The value of intelligence gleaned from CIA torture is in fierce and highly politicized dispute. One of the very CIA interrogators who avoided Justice Department prosecution, Glenn Carle, writes in a forthcoming book, The Interrogator, that "close review of most specific claims of critical intelligence obtained from rendition, detention and enhanced interrogation techniques shows that, in almost every case, the 'intelligence' obtained was faulty and subsequently discredited or suspect, or of secondary importance."
The architects of the torture policies, Carle continues, are "either sincerely misinformed… persist in their delusions, are protecting from criticism the policies they have advocated and the men who made them, or are incapable or unwilling to acknowledge grievous error."

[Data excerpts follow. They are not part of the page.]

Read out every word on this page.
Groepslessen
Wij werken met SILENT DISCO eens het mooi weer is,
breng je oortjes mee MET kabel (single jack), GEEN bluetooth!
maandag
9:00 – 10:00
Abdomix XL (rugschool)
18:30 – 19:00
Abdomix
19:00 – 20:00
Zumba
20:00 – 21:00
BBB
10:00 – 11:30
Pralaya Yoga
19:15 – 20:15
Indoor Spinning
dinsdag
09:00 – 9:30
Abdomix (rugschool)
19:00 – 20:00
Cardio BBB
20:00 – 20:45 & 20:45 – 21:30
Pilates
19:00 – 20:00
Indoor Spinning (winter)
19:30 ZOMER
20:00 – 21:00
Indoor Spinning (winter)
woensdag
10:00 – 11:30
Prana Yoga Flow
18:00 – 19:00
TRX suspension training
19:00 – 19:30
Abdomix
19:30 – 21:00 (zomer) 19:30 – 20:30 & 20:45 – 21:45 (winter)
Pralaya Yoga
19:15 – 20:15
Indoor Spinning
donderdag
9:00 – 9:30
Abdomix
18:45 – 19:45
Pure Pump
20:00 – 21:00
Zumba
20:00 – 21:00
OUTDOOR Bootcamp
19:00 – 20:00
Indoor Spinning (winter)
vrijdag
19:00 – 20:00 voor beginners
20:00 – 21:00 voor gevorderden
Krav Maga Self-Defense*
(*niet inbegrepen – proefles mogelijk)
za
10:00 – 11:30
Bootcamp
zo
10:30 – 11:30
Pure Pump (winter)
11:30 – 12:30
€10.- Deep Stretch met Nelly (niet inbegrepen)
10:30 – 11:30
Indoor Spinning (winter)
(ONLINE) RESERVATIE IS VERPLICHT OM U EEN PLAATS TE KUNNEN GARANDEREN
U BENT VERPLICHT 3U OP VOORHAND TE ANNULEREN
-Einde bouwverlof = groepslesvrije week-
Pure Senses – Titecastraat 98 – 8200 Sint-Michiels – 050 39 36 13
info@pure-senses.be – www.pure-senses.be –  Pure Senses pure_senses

During his confirmation hearing last Thursday, Petraeus issued a public plea to take the "rear view mirrors off the bus" and drop any inquiries into CIA torture. He also suggested that the CIA might return to abusive interrogations in "special cases" of imminent danger, prompting criticism from Sen. Mark Udall (D-Colo.). The Senate confirmed Petraeus as the next CIA director on Thursday, 94-0, practically simultaneously with Holder's announcement. Udall did not object.